Ecce pillola? Non ancora, la Ru 486 ad Avellino non prima di maggio

15 febbraio 2010

Avellino – Ci siamo quasi: la Ru 486, meglio nota come pillola abortiva, sta per arrivare anche presso l’Azienda Ospedaliera Moscati. Doveva riunirsi oggi la Commissione istituita ad hoc dalla Regione per stabilire le modalità di adozione del farmaco e concordare con l’Assessorato campano le linee guida per la somministrazione. E così è stato come ci comunica il dott. Mario Riccio responsabile Unità Operativa di Ginecologia sociale e preventiva dell’Azienda Ospedaliera Moscati e membro del Tavolo di lavoro scientifico della Regione. La pillola non è ancora in commercio perché l’azienda produttrice, la francese Exelgyn, si sta attrezzando per renderla vendibile contemporaneamente in tutte le regioni italiane. Ogni Regione sta approntando delle linee guida per accertare quante e quali siano le aziende ospedaliere in grado di garantire l’iter ospedaliero alle donne che ricorreranno alla Ru 486. Locali per il ricovero, spese del personale, e tutto quanto concerne l’adozione del farmaco rivoluzionario. La Ru 486 usata in alcuni paesi già da venti anni è la tecnica di aborto alternativa a quella chirurgica operata fino ad oggi. Può essere utilizzata dalle prime settimane di gravidanza, non richiede né intervento chirurgico, né anestesia e non ha gli stessi rischi dell’aspirazione: traumi dell’utero, del collo (dell’utero), rischio ulteriore di sterilità, di gravidanza extra-uterina, etc. Permette dunque l’interruzione volontaria di gravidanza anche in quei casi in cui l’aborto chirurgico non può essere praticato. In Italia, un utilizzo del farmaco all’interno delle strutture sanitarie, come previsto dagli articoli 8 e 15 della legge 194 del 1978.

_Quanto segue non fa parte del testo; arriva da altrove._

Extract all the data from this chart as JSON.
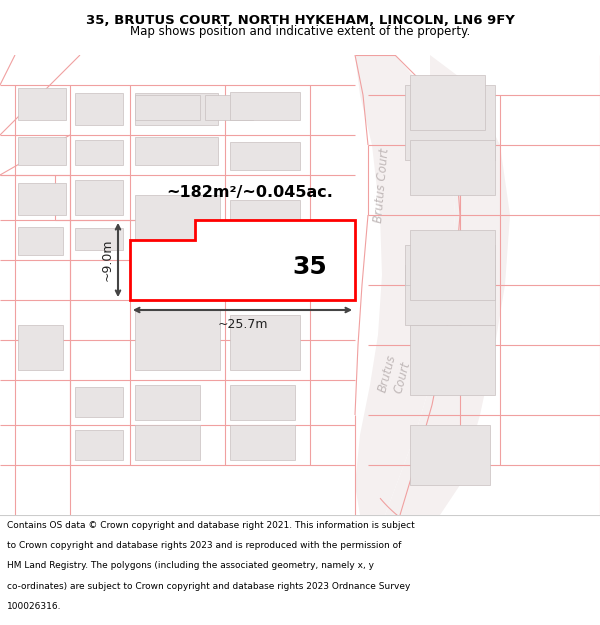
{
  "title_line1": "35, BRUTUS COURT, NORTH HYKEHAM, LINCOLN, LN6 9FY",
  "title_line2": "Map shows position and indicative extent of the property.",
  "footer_lines": [
    "Contains OS data © Crown copyright and database right 2021. This information is subject",
    "to Crown copyright and database rights 2023 and is reproduced with the permission of",
    "HM Land Registry. The polygons (including the associated geometry, namely x, y",
    "co-ordinates) are subject to Crown copyright and database rights 2023 Ordnance Survey",
    "100026316."
  ],
  "area_label": "~182m²/~0.045ac.",
  "number_label": "35",
  "width_label": "~25.7m",
  "height_label": "~9.0m",
  "map_bg": "#ffffff",
  "plot_fill": "#ffffff",
  "plot_border": "#ff0000",
  "road_line_color": "#f0a0a0",
  "block_fill": "#e8e4e4",
  "block_edge": "#c8c0c0",
  "road_bg": "#f0eded",
  "brutus_court_color": "#c0b8b8",
  "title_fontsize": 9.5,
  "subtitle_fontsize": 8.5,
  "footer_fontsize": 6.5
}
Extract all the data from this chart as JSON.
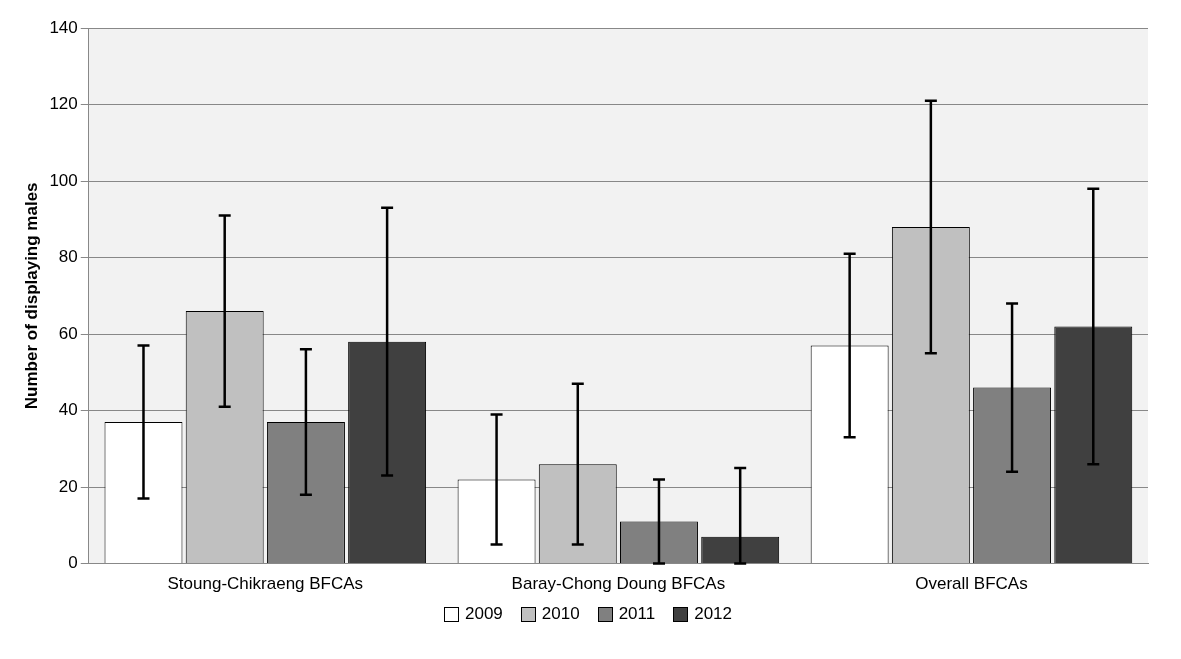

Come ogni volta che in Italia si pronuncia la parola aborto anche nel caso dell’adozione della Ru 486 si è scatenato il dibattito per lo più politico e spesso privo di fondamento scientifico, tra quanti si dicono a favore e quanti contro. Non hanno fatto eccezione alcuni politici del territorio come Arturo Iannaccone all’epoca delle sue dichiarazioni segretario del Movimento per le autonomie (oggi Noi Sud ndr) che definì la pillola come l’ennesimo cedimento alla cultura della morte; di avviso diverso Rossella Iacobucci responsabile Questioni di Genere del Prc che inveì contro la decisione del Senato di bloccare l’utilizzo del farmaco, definendo la scelta del Governo l’ennesimo atto contro la libertà delle donne.
In ogni caso la Commissione regionale si riunirà il prossimo 4 marzo anche se sembra che per avere la pillola in Campania bisognerà aspettare aprile o maggio. Per quanto riguarda il Moscati non dovrebbero esserci grossi problemi rispetto al progetto presentato in quanto l’incremento di personale medico e spese in generale dovrebbe essere minimo. Abbiamo chiesto un parere al dottor Riccio in merito alle polemiche e alle divisioni che sul tema si sono registrate anche in ambito medico. “C’è poco da essere a favore o contro. Nel momento in cui l’AIFA (Agenzia Italiana del Farmaco ndr) l’ha approvata, un medico è come un funzionario che esegue ordini”. Gli ordini in questo caso sono quelli previsti dagli articoli 4, 5, 8 e soprattutto il 15 della legge 194, che recita: “ Le Regioni, d’intesa con le Università e con gli Enti Ospedalieri, promuovono l’aggiornamento del personale sanitario ed esercente le arti ausiliarie sui problemi della procreazione cosciente e responsabile, sui metodi anticoncezionali, sul decorso della gravidanza, sul parto e sull’uso delle tecniche più moderne, più rispettose dell’integrità fisica e psichica della donna e meno rischiose per l’interruzione della gravidanza”. “Se un medico non firma l’obiezione di coscienza – conclude Riccio – deve applicare la legge, altrimenti sarebbe come un militare che diserta la leva”. (di R.F.)